Tras despedir a los dos líderes de la manada, la sala finalmente recuperó la paz.
Estaba a punto de volver a mi libro cuando uno de los guardias entró de nuevo, con aspecto algo inquieto.
—Señorita Luneborn, el dependiente de la joyería está afuera. Dice que ha venido a confesar sus pecados y ruega verla, sin importar qué...
Parpadeé, y entonces recordé a aquel dependiente tan presumido.
Donovan me miró con una sonrisa divertida.
—Déjenlo entrar. Tengo curiosidad por saber qué clase de «confesión» tiene.

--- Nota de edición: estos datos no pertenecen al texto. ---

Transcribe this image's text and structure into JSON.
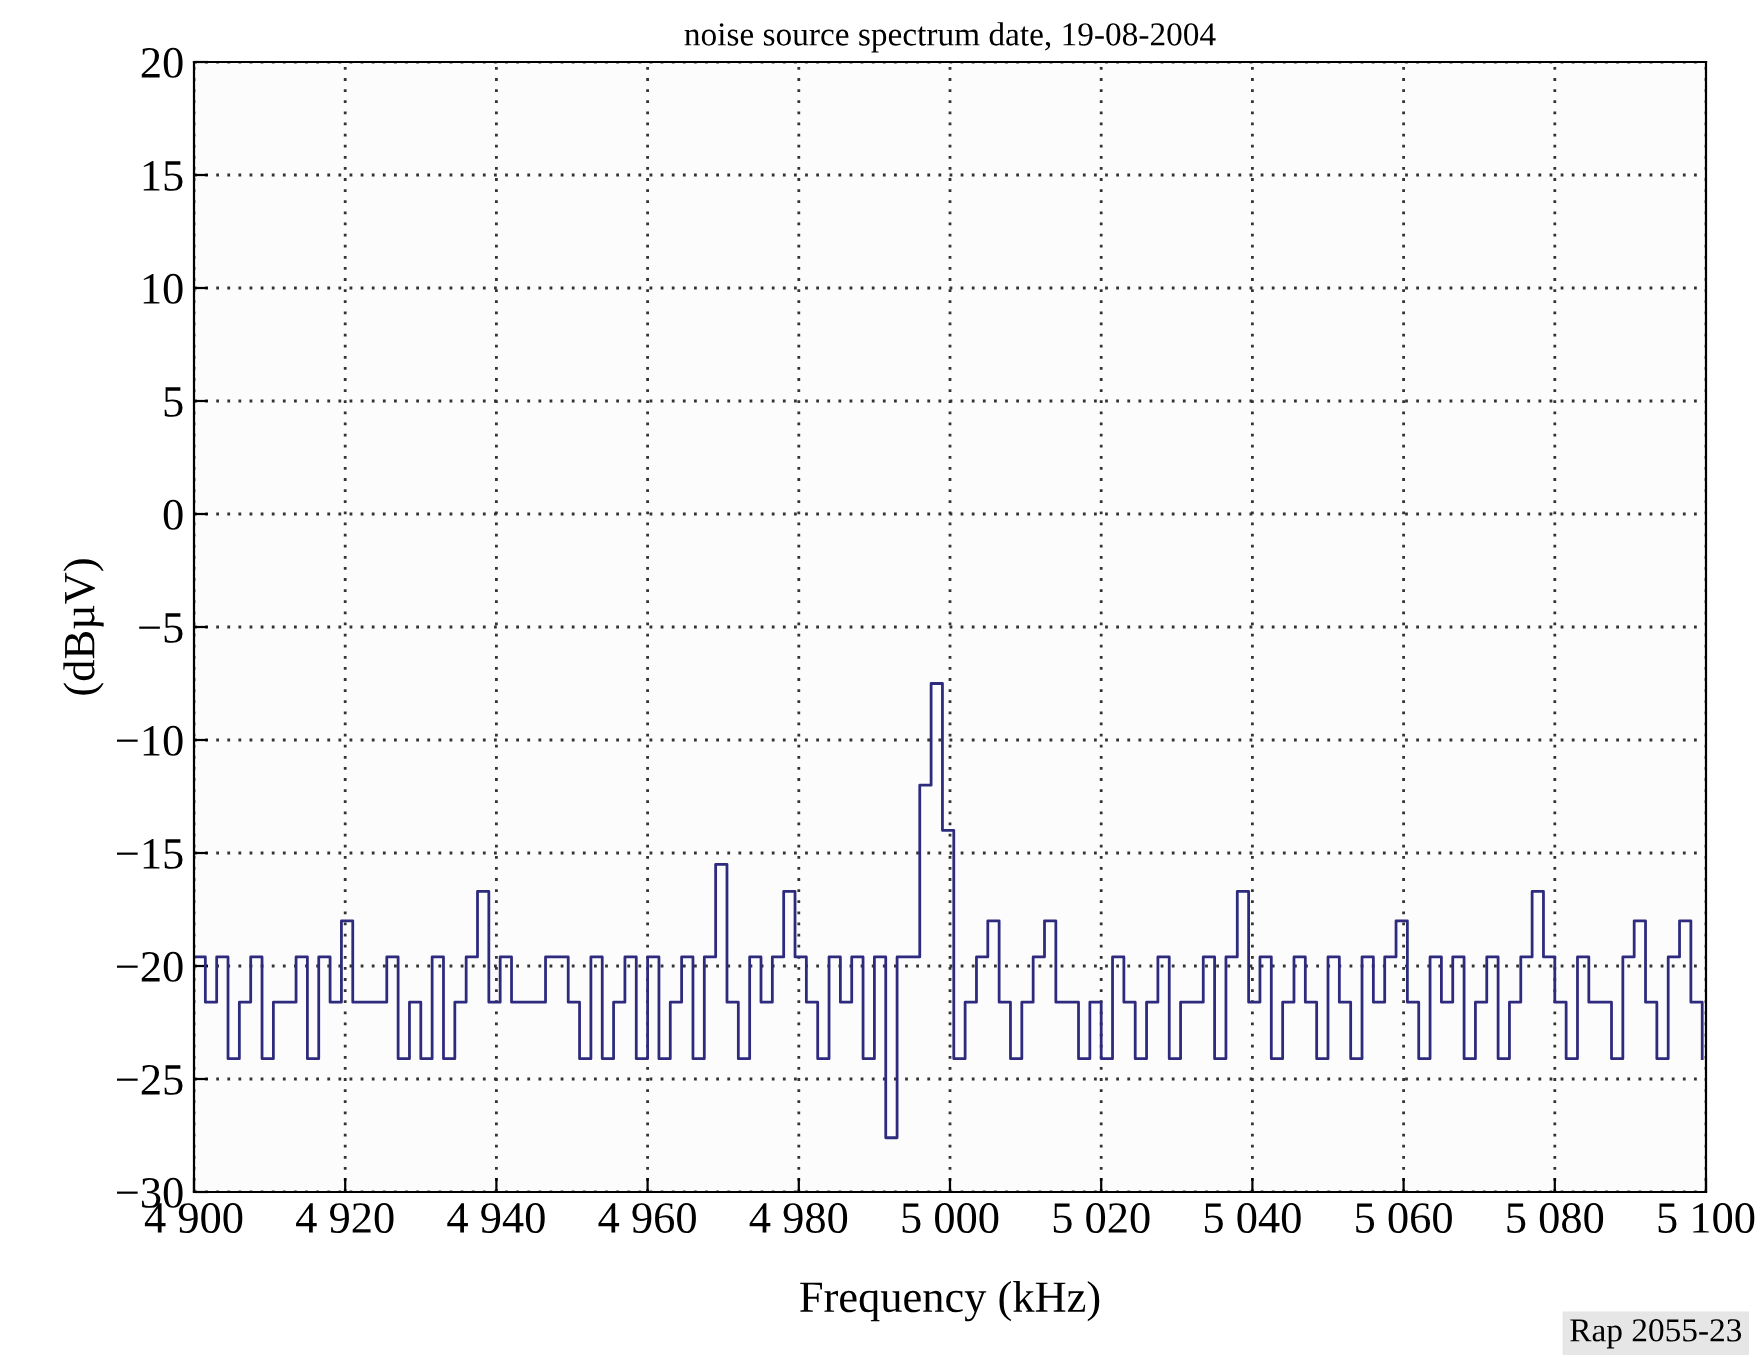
{
  "chart_data": {
    "type": "step",
    "title": "noise source spectrum date, 19-08-2004",
    "xlabel": "Frequency (kHz)",
    "ylabel": "(dBµV)",
    "annotations": [
      "Rap 2055-23"
    ],
    "x": [
      4900,
      4901.5,
      4903,
      4904.5,
      4906,
      4907.5,
      4909,
      4910.5,
      4912,
      4913.5,
      4915,
      4916.5,
      4918,
      4919.5,
      4921,
      4922.5,
      4924,
      4925.5,
      4927,
      4928.5,
      4930,
      4931.5,
      4933,
      4934.5,
      4936,
      4937.5,
      4939,
      4940.5,
      4942,
      4943.5,
      4945,
      4946.5,
      4948,
      4949.5,
      4951,
      4952.5,
      4954,
      4955.5,
      4957,
      4958.5,
      4960,
      4961.5,
      4963,
      4964.5,
      4966,
      4967.5,
      4969,
      4970.5,
      4972,
      4973.5,
      4975,
      4976.5,
      4978,
      4979.5,
      4981,
      4982.5,
      4984,
      4985.5,
      4987,
      4988.5,
      4990,
      4991.5,
      4993,
      4994.5,
      4996,
      4997.5,
      4999,
      5000.5,
      5002,
      5003.5,
      5005,
      5006.5,
      5008,
      5009.5,
      5011,
      5012.5,
      5014,
      5015.5,
      5017,
      5018.5,
      5020,
      5021.5,
      5023,
      5024.5,
      5026,
      5027.5,
      5029,
      5030.5,
      5032,
      5033.5,
      5035,
      5036.5,
      5038,
      5039.5,
      5041,
      5042.5,
      5044,
      5045.5,
      5047,
      5048.5,
      5050,
      5051.5,
      5053,
      5054.5,
      5056,
      5057.5,
      5059,
      5060.5,
      5062,
      5063.5,
      5065,
      5066.5,
      5068,
      5069.5,
      5071,
      5072.5,
      5074,
      5075.5,
      5077,
      5078.5,
      5080,
      5081.5,
      5083,
      5084.5,
      5086,
      5087.5,
      5089,
      5090.5,
      5092,
      5093.5,
      5095,
      5096.5,
      5098,
      5099.5
    ],
    "series": [
      {
        "color": "#2e2a7e",
        "values": [
          -19.6,
          -21.6,
          -19.6,
          -24.1,
          -21.6,
          -19.6,
          -24.1,
          -21.6,
          -21.6,
          -19.6,
          -24.1,
          -19.6,
          -21.6,
          -18.0,
          -21.6,
          -21.6,
          -21.6,
          -19.6,
          -24.1,
          -21.6,
          -24.1,
          -19.6,
          -24.1,
          -21.6,
          -19.6,
          -16.7,
          -21.6,
          -19.6,
          -21.6,
          -21.6,
          -21.6,
          -19.6,
          -19.6,
          -21.6,
          -24.1,
          -19.6,
          -24.1,
          -21.6,
          -19.6,
          -24.1,
          -19.6,
          -24.1,
          -21.6,
          -19.6,
          -24.1,
          -19.6,
          -15.5,
          -21.6,
          -24.1,
          -19.6,
          -21.6,
          -19.6,
          -16.7,
          -19.6,
          -21.6,
          -24.1,
          -19.6,
          -21.6,
          -19.6,
          -24.1,
          -19.6,
          -27.6,
          -19.6,
          -19.6,
          -12.0,
          -7.5,
          -14.0,
          -24.1,
          -21.6,
          -19.6,
          -18.0,
          -21.6,
          -24.1,
          -21.6,
          -19.6,
          -18.0,
          -21.6,
          -21.6,
          -24.1,
          -21.6,
          -24.1,
          -19.6,
          -21.6,
          -24.1,
          -21.6,
          -19.6,
          -24.1,
          -21.6,
          -21.6,
          -19.6,
          -24.1,
          -19.6,
          -16.7,
          -21.6,
          -19.6,
          -24.1,
          -21.6,
          -19.6,
          -21.6,
          -24.1,
          -19.6,
          -21.6,
          -24.1,
          -19.6,
          -21.6,
          -19.6,
          -18.0,
          -21.6,
          -24.1,
          -19.6,
          -21.6,
          -19.6,
          -24.1,
          -21.6,
          -19.6,
          -24.1,
          -21.6,
          -19.6,
          -16.7,
          -19.6,
          -21.6,
          -24.1,
          -19.6,
          -21.6,
          -21.6,
          -24.1,
          -19.6,
          -18.0,
          -21.6,
          -24.1,
          -19.6,
          -18.0,
          -21.6,
          -24.1
        ]
      }
    ],
    "xlim": [
      4900,
      5100
    ],
    "xticks": [
      {
        "value": 4900,
        "label": "4 900"
      },
      {
        "value": 4920,
        "label": "4 920"
      },
      {
        "value": 4940,
        "label": "4 940"
      },
      {
        "value": 4960,
        "label": "4 960"
      },
      {
        "value": 4980,
        "label": "4 980"
      },
      {
        "value": 5000,
        "label": "5 000"
      },
      {
        "value": 5020,
        "label": "5 020"
      },
      {
        "value": 5040,
        "label": "5 040"
      },
      {
        "value": 5060,
        "label": "5 060"
      },
      {
        "value": 5080,
        "label": "5 080"
      },
      {
        "value": 5100,
        "label": "5 100"
      }
    ],
    "ylim": [
      -30,
      20
    ],
    "yticks": [
      {
        "value": -30,
        "label": "−30"
      },
      {
        "value": -25,
        "label": "−25"
      },
      {
        "value": -20,
        "label": "−20"
      },
      {
        "value": -15,
        "label": "−15"
      },
      {
        "value": -10,
        "label": "−10"
      },
      {
        "value": -5,
        "label": "−5"
      },
      0,
      5,
      10,
      15,
      20
    ],
    "grid": true,
    "legend": false,
    "marker": "none",
    "line_style": "solid"
  }
}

Momentos después, el dependiente entró tambaleándose, prácticamente arrastrándose por el suelo. En cuanto me alcanzó, cayó de rodillas y sollozó desconsoladamente.
—¡Perdóneme, señorita Luneborn! ¡Estaba ciego al no reconocerla! Por favor, es usted amable y misericordiosa, ¡perdone mi inútil vida!
Sacó torpemente una pesada bolsa de su abrigo y la levantó con ambas manos.
—Esto es todo lo que he ahorrado a lo largo de los años. Se lo ofrezco todo. ¡Por favor, perdóname!